Commitment to ourselves. It’s the most important and the first thing to go when life gets a little bit chaotic or overwhelming. When we find ourselves in a scenario with a commitment to another person the follow through is non-negotiable, but if the commitment is to ourselves we check out, give in, or give up. We don’t make our goals and commitments to ourselves mandatory; it’s much easier to compromise our own integrity than to compromise our integrity with another human being.

The question becomes what is the cause for it being so effortless to let ourselves down?

I have a friend who in the midst of teaching the one portion of her yoga class would state “turn to the person next to you and tell them they’ve got this” followed by “tell yourself that you’ve got this” The foundation and message in this was that you would never look to someone and tell them that they were not capable of what they’re trying to achieve or who they’re trying to become but somehow we drop the ball when it comes to what we tell ourselves.

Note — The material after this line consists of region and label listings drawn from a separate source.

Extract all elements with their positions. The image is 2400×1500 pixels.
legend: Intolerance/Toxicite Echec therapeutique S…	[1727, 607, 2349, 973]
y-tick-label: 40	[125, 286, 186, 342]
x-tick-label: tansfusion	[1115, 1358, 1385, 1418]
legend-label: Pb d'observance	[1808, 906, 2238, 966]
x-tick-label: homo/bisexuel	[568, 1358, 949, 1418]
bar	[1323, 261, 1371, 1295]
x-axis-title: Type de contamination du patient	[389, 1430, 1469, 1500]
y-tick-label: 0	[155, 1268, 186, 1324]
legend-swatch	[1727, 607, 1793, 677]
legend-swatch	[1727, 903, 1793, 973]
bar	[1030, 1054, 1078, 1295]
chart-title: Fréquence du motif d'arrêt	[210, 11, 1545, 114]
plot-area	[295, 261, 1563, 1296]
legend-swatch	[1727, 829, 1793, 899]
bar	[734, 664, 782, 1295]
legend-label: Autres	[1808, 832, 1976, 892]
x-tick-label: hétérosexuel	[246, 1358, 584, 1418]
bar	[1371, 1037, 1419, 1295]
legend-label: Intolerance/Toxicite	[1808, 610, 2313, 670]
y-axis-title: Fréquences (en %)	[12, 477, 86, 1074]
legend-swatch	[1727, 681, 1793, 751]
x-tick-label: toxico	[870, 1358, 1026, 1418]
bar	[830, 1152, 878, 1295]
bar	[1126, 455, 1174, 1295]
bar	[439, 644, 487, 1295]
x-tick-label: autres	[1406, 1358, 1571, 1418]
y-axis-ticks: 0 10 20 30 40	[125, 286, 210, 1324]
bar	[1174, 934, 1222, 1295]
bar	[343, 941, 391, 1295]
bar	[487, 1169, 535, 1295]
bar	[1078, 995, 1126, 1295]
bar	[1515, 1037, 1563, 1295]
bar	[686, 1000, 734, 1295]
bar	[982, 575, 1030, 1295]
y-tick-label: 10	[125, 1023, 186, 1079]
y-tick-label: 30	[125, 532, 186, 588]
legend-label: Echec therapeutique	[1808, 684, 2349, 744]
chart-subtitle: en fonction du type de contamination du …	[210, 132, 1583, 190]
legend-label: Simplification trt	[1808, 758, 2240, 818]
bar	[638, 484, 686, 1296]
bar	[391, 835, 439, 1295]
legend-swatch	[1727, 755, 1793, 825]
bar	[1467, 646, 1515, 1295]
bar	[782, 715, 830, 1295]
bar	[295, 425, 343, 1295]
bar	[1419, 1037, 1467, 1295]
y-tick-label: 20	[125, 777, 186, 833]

The commitment dissipates and the connection to our goals gets lost when things start to seem unattainable in the midst of struggle or setback. There’s a tendency to shift how we talk to ourselves when these circumstances arises. We become a product of our circumstances and can allow them to define who we are, to check us out of what’s possible and into the default mindset of selling ourselves short of what we are capable of.

This past weekend I competed for the first time in six months. Throughout my time of training and competition I’ve endured a handful of cuts to fulfill some concept of needing to be in a specific weight class. It was previously decided that I would compete up a weight class where my body had naturally been sitting to create an enjoyable experience and opportunity to exceed my previous performances.

I stepped on the scale every morning throughout the week and was sitting above the required number to make weight. Thursday morning when I woke up seeing an increase I had a dramatic shift in mindset. I feel into a state of demeaning myself, my body, my ability to be the athlete I striving to be.

My self-talk took a turn from feeling confident and more than prepared to step on the platform and compete to over analyzing my worth and abilities based on the number produced on a scale. I let my mind spiral thoughts of how inadequate I was for moving up a weight class to train and compete to the best of my abilities and then coming up against a struggle of not being able to maintain that weight class number.

When you come against resistance in pursuit of everything you want to have happen what do you choose to do?

You could take the path of least resistance. You could check out. You could run. You could fight it. You could give up.

OR

You could define who you want to be, who you are looking to become, and how you achieve what is more the obtainable by not allowing the circumstance to define you.

The thoughts ran through my head of refusing to compete or how I would shame myself if taking part in competition required me to move up another weight class.

There is where I was presented with a choice. Be defined by the circumstances, in turn letting myself down or move through the circumstances and define my goals and what I’m capable of.

Nothing changed. There was nothing different about the results I had produced over months of training, nothing was lost in how prepared I was in my movements, in the weights I could pull of the ground. Nothing changed except what I was saying.

Those moments are a choice to define who you are, who you want to be, and what you want to have happen. It’s when you choose to be undefined by the circumstances and that you create space for the possibilities of what could happen when you are not defined by anything but your own word.

The moment I put a halt to resisting the circumstances dropped the negative self-talk, and choose to define my fight was the moment I received my power back to define myself and take control of being in creation of exactly what I wanted to have happen.

I left my competition, not only making weight, but experiencing the best performance of my lifting career thus far.

The circumstances you’ll endure won’t change the abilities and possibilities available to you. They can’t rob you of the work you’ve put in, they can’t alter what you’ve achieved, and they can’t stop you from moving forward on the path to everything you want to create.

You can keep talking yourself out of the thing you are hoping for or you can decide that your dream is more powerful than your excuse.

It’s about disrupting the habits, even in the moments of wanting to quit, especially in those moments, not easy buttoning your way out, but proving to yourself that you can keep your word.

Today, choose who you want to be, choose commitment to who you are and who you can be, and be open to all of what’s possible when you do.